6.こころ
30日あるといっても長いようで短い。ぐるぐる考えていたらあっという間である。旭がしばらく一人にしてくれたので、葵は白い家を散歩することにした。
中庭が見える回廊まで来たとき、中庭の向こうから、人がトコトコと駆けてきた。
「葵さーん!お久しぶりです」
螢十だった。相変わらずにこにこしている。
「お久しぶりです」
「あれ、お顔が優れませんね。せっかくの美人さんがもったいないです」
葵は力なく笑って見せた。螢十は、あ、そうだ、と言ってポンと手を打った。
「よかったら、案内課の厩舎に行きませんか」
「厩舎?」
「ほら、葵さんもこの家に来るときに、大きな鳥に乗ったでしょう?ほかにも花やら馬やら虎やらいるんですよ」
「見せてもらってもいいんですか?」
「ぜひ。かわいいですよ」
螢十が言った通り、厩舎には様々な動物がいて、それぞれ世話係がついていた。
「私の相棒の鳥は、今日は天気がいいので外にいるんです。見えますか?あの岩の上にいる白に瑠璃色が入った鳥です。たま、というんです」
陽の光に反射して白がまぶしく見える。綺麗に手入れされていることが遠目にもわかった。他にも犬や猫、ウサギなどありとあらゆる動物がいてどれも人が乗れるほど大きかった。
「綺麗ですね」
「でしょう?案内課の者は一人一頭、相棒がいて葵さんのような方をお迎えに上がるんです」
「お世話とか大変じゃないですか?」
「そんなことありませんよ。最初は慣れなくてつらいと思うこともありましたけど、もう180年もやっていると習慣になって、逆に相棒たちに触れ合っていない方が負担になるんですよ」
「180年!」
葵は目をむいた。
「ええ、ここにいる人たちは皆、見かけと実年齢が一致しないんですよ。葵さんの担当の旭さんは確かまだ40年くらいだったと思いますが。外見が変わらないから、中身もなかなか成長しないみたいでしてね、勉強の日々でなかなか楽しいですよ」
「はあ・・・」
突拍子もない話に、葵はぽかんとする。
「私はね、葵さん。ここにいて、動物たちをお世話して、触れ合って、葵さんのような方たちを乗せてここまでご案内して、今日もありがとう、と相棒に言うことが一番好きなんですよ」
「きっと、好きなことだから180年も続くんですね」
「ええ、そうなのだと思います。何より、そうしていることで心が満ち足りるんです。ああ、幸せだなあって思うんです」
幸せ、と葵は口のなかで転がした。
「相談課の風音さんに、あなたにとっての幸せってなにかと聞かれました」
「なんとも哲学的ですね。なんと答えたんですか?」
「何も答えられませんでした。幸せってなんなのか考えれば考えるほど、わからなくなります」
螢十は柵にもたれた。
「葵さん、数えられるとしたら、幸せはいくつあると思いますか?」
「え?」
「幸せっていうのは、いっぱいあるんですよ。ご飯がおいしいとか、新しい服を着るとか、たまが今日も元気だとか、たくさんあるんです。葵さんは、今、幸せを一つだけ選ぼうとしているんですよ。だから、わからなくなってしまうんだと思います」
軽く吹いた風に目を細め、螢十は近寄ってきた羊をなでた。
「幸せは選ぶものじゃないと私は思います。自分の隣にあるちょっといいことに気づくことです。
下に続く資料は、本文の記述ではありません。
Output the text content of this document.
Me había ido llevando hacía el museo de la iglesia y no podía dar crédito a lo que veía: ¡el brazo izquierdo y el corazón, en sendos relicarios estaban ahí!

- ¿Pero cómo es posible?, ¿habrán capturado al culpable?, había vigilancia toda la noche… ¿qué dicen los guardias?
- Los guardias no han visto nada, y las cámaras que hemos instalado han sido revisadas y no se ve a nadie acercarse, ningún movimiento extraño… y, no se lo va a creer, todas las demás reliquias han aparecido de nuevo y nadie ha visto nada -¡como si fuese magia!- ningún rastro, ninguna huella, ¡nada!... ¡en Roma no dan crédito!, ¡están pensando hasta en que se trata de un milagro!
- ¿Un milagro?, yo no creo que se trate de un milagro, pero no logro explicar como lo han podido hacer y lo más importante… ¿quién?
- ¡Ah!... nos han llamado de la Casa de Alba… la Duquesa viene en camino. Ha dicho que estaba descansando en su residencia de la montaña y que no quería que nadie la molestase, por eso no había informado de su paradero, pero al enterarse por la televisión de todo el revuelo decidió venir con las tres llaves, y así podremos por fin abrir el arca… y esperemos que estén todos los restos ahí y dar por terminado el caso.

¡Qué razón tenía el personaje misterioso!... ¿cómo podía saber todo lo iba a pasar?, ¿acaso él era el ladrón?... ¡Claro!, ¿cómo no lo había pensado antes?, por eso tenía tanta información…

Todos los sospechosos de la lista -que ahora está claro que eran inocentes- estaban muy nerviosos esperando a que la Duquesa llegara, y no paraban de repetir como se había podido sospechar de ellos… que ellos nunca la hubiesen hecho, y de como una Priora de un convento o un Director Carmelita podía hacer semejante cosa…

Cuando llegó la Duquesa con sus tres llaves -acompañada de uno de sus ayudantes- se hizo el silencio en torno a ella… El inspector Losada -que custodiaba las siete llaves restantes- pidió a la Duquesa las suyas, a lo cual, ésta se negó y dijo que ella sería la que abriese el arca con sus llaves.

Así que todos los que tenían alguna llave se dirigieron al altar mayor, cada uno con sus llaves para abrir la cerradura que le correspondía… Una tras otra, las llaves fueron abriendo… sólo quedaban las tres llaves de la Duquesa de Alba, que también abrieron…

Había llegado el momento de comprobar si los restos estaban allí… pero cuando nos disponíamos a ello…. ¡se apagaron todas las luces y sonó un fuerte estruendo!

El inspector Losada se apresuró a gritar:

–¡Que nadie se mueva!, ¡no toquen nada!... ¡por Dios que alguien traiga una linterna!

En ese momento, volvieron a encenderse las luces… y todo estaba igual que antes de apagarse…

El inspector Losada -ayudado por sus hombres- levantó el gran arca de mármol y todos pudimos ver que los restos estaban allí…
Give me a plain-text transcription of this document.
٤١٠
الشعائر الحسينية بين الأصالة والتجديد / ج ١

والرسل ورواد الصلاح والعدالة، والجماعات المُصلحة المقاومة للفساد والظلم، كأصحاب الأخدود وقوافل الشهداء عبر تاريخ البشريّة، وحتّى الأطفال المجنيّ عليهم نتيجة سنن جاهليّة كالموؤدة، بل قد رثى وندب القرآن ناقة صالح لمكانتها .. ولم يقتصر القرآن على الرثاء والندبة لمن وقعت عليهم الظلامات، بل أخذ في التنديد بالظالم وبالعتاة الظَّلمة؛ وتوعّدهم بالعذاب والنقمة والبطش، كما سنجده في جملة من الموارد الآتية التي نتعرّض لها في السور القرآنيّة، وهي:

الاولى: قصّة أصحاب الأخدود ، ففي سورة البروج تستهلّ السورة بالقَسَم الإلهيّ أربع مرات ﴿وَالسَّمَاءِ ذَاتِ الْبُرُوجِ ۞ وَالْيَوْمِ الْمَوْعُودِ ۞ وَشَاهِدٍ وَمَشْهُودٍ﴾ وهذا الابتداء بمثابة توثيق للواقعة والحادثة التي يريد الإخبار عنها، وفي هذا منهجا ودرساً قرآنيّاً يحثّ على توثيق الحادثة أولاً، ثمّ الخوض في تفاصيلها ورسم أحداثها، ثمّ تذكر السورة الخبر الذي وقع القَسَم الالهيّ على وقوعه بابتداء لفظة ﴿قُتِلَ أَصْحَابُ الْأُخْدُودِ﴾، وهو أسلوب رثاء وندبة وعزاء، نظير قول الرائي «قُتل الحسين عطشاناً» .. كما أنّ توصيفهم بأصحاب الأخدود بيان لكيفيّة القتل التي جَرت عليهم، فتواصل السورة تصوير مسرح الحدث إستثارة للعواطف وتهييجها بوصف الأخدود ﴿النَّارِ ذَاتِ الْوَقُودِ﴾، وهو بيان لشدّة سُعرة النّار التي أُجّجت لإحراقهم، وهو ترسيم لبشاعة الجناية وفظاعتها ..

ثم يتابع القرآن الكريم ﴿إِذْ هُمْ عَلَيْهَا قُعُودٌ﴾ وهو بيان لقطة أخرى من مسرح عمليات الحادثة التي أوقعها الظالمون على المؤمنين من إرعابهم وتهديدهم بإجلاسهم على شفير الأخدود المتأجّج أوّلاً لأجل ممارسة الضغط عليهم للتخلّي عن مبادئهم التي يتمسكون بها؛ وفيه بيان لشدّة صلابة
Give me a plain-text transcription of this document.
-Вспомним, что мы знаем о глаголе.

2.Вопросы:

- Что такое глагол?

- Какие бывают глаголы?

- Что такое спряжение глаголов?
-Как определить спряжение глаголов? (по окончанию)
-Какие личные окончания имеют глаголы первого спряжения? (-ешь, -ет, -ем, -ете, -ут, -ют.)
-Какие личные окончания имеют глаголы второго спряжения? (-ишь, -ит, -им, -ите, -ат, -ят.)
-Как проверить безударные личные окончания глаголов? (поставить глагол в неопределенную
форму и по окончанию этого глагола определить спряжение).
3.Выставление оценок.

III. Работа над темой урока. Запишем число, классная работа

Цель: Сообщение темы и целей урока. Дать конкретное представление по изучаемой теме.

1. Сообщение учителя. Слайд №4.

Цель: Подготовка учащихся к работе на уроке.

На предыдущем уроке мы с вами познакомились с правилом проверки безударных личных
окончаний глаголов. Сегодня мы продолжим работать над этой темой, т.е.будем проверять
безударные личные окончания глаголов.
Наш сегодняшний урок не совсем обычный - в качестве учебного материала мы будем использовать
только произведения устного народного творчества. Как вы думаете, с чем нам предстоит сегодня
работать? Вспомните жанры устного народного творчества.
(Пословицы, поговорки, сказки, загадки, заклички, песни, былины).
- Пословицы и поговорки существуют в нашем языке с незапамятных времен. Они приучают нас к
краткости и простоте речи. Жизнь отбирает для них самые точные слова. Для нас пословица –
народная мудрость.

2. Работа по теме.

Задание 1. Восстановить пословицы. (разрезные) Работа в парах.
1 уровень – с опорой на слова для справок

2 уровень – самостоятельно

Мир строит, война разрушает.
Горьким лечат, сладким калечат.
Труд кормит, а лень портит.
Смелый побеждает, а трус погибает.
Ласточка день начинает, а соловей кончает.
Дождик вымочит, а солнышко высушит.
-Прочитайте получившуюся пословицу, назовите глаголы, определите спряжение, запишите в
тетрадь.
そのことに気づいたら、気づけたことが幸せなんじゃないでしょうか」
「でも、私はここにいる以上は選ばなくてはいけません」
うつむいた葵に、そうか、と螢十はうなずいた。
「葵さんは来世を選べなくて困っているんですね」
「はい」
葵はただ肯定する。
「葵さんは、お母様との思い出に幸せを感じているんです。素敵なことです」
螢十の変わらぬ微笑みに、ふいに目の奥が熱くなって目が潤んだ。これ以上はため込めない、というところまで我慢したら、一気に涙が頬を伝った。
「来世でその記憶が消えてしまうのが怖いんです」
「そうでしょうとも」
「どうすればいいかわからないんです」
「時間はたくさんあります。いざとなったら、ここで一生働いてください。歓迎しますよ」
顎まで伝って手のひらに落ちた雫を、寄ってきたやたらでっかい犬がぺろりとなめた。涙の止め方が分からなかった。